Often less-confident choir members stand at the back singing quietly, thinking that it doesn’t really matter what they do as they’re not really that important. Yet if all the singers thought that, there would be no choir! These less-confident singers believe that if they don’t turn up for a concert, it won’t make any difference, yet at the same time they believe that if they make a mistake it will spoil the whole sound of the choir! So there is a fine balance between each singer being of equal importance, and yet the final result doesn’t depend on any single individual’s contribution. Somewhat of a paradox.
Often I get singers coming up to me after a rehearsal to tell me that somebody next to them has been singing the tune incorrectly, or that within their part there were several versions being sung at the same time. Usually I haven’t noticed this at all! Standing out front it is my responsibility to get the overall sound right. Since the choir is a large group of people, any small imperfections tend to disappear in the mix. Yet the resulting sound is a combination of the wide range of different vocal qualities involved and the sum of all the tiny differences in tuning, notes sung, voice placement, etc. If a different combination of singers were involved, the overall sound would be somewhat different.

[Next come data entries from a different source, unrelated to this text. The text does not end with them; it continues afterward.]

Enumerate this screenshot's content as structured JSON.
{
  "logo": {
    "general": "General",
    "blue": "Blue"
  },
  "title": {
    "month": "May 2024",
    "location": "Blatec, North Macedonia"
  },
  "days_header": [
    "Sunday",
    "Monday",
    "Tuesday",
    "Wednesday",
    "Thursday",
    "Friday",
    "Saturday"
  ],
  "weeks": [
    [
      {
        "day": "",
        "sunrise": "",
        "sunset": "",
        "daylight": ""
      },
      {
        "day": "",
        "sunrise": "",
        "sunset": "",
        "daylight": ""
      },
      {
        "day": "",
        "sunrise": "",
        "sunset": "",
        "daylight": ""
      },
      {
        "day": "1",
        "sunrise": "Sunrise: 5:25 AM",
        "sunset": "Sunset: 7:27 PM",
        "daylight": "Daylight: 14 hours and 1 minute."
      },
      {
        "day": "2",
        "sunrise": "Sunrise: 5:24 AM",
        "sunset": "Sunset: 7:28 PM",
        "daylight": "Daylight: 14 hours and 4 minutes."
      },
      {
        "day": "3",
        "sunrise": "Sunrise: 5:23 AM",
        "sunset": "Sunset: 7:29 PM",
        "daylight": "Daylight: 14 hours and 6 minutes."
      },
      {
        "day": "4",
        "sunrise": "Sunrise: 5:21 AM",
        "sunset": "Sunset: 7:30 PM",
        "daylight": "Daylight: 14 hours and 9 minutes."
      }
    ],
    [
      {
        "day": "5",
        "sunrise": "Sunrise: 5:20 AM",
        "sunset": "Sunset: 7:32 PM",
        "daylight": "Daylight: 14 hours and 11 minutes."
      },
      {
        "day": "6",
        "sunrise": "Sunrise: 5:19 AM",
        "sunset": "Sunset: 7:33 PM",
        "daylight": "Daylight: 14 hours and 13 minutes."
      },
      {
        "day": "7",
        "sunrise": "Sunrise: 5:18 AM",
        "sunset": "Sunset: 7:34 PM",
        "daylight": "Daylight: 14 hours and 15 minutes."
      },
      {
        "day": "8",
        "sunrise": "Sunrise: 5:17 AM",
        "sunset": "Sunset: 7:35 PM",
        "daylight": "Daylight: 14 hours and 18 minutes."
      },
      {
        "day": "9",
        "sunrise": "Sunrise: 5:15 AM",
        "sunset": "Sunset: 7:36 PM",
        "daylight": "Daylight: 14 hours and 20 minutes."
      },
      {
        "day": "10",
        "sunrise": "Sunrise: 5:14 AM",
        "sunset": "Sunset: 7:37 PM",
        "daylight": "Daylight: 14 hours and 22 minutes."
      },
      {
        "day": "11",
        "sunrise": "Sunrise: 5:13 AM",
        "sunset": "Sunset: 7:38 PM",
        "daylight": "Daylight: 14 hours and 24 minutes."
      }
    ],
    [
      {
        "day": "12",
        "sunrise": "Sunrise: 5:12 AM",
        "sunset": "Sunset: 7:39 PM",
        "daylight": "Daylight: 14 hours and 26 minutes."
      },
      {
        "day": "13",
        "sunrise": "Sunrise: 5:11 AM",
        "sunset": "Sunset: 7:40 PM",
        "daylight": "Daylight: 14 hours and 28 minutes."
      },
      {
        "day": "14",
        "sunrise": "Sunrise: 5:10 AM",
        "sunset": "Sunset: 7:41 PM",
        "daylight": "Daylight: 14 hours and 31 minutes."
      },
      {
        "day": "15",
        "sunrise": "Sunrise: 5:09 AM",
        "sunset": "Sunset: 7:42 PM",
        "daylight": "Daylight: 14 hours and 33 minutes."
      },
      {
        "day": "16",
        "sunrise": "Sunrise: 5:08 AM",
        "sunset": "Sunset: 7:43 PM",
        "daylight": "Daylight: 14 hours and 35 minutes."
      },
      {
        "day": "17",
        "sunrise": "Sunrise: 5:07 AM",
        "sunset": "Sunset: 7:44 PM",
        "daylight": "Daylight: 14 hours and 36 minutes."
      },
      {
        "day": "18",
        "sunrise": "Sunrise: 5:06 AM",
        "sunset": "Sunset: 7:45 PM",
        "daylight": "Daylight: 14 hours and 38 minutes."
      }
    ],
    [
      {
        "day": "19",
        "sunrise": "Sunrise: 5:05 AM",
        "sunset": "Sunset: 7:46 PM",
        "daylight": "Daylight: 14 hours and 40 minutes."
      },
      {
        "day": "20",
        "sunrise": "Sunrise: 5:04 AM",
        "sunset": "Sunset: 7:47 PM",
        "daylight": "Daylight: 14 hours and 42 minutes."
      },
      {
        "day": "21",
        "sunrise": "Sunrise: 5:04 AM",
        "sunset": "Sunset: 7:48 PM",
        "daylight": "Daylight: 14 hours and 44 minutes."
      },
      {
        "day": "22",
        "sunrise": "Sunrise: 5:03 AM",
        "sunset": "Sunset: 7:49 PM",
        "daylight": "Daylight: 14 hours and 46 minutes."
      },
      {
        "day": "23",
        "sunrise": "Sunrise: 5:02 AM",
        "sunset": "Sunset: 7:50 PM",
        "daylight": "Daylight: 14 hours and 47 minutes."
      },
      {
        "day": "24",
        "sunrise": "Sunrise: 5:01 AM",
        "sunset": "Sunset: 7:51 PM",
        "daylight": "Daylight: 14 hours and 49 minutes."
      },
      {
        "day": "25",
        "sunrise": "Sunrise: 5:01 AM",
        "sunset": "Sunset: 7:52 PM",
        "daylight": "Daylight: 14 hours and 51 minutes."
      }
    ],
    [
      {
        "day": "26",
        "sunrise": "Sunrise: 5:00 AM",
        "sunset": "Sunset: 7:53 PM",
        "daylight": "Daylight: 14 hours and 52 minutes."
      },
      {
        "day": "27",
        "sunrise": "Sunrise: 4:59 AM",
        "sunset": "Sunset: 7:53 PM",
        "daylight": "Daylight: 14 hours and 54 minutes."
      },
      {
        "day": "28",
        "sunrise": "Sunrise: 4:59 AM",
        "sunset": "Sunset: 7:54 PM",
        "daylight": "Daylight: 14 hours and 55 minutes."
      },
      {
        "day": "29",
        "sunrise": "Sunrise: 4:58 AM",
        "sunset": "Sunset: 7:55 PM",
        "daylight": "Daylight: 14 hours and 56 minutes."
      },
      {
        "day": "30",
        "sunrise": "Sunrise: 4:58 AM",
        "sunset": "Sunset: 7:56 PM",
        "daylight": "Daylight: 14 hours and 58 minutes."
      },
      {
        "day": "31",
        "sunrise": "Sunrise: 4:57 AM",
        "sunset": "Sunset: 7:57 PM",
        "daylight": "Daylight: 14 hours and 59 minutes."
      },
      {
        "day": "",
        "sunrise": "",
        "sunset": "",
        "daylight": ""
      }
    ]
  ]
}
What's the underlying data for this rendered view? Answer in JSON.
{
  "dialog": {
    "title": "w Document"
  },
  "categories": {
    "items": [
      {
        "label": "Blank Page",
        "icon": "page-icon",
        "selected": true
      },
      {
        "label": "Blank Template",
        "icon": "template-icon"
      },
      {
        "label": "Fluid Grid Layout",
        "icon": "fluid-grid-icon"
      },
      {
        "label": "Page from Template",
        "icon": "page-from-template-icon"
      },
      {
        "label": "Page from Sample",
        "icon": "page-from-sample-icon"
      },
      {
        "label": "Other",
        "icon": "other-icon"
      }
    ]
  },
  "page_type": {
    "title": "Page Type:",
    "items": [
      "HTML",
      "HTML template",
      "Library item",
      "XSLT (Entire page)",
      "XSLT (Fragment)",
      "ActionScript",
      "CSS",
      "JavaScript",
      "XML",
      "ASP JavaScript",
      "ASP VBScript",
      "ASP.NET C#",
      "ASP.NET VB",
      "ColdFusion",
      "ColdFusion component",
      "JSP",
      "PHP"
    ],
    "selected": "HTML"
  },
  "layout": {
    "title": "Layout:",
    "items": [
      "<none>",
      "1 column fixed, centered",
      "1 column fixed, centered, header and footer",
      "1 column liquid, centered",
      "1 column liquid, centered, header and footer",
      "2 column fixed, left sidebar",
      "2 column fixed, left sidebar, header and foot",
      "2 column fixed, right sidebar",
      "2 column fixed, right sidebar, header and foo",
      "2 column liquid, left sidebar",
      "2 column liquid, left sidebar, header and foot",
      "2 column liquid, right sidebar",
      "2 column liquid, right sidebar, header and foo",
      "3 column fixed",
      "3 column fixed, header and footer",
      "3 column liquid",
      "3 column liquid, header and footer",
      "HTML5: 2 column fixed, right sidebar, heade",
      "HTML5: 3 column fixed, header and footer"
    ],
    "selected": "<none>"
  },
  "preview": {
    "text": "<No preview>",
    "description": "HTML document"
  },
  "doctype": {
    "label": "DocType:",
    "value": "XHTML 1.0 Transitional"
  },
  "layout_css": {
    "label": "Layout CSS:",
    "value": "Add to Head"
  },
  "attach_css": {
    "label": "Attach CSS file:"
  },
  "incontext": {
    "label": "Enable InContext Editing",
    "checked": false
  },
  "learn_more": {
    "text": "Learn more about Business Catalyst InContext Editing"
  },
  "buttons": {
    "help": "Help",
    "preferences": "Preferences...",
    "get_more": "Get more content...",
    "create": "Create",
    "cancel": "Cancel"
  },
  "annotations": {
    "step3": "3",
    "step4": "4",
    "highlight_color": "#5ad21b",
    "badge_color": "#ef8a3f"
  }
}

It is that expression of humanity shining through that can make the hairs on the back of my neck stand up. It is the quality that singers of ‘traditional’ music often bring when they sing as part of their everyday work or ritual rather than as a special performing group. Sometimes I think we lose sight of that and focus too much on trying to achieve the perfect blend of voices in an attempt to realise the music in a ‘perfect’ way (which, of course, is impossible).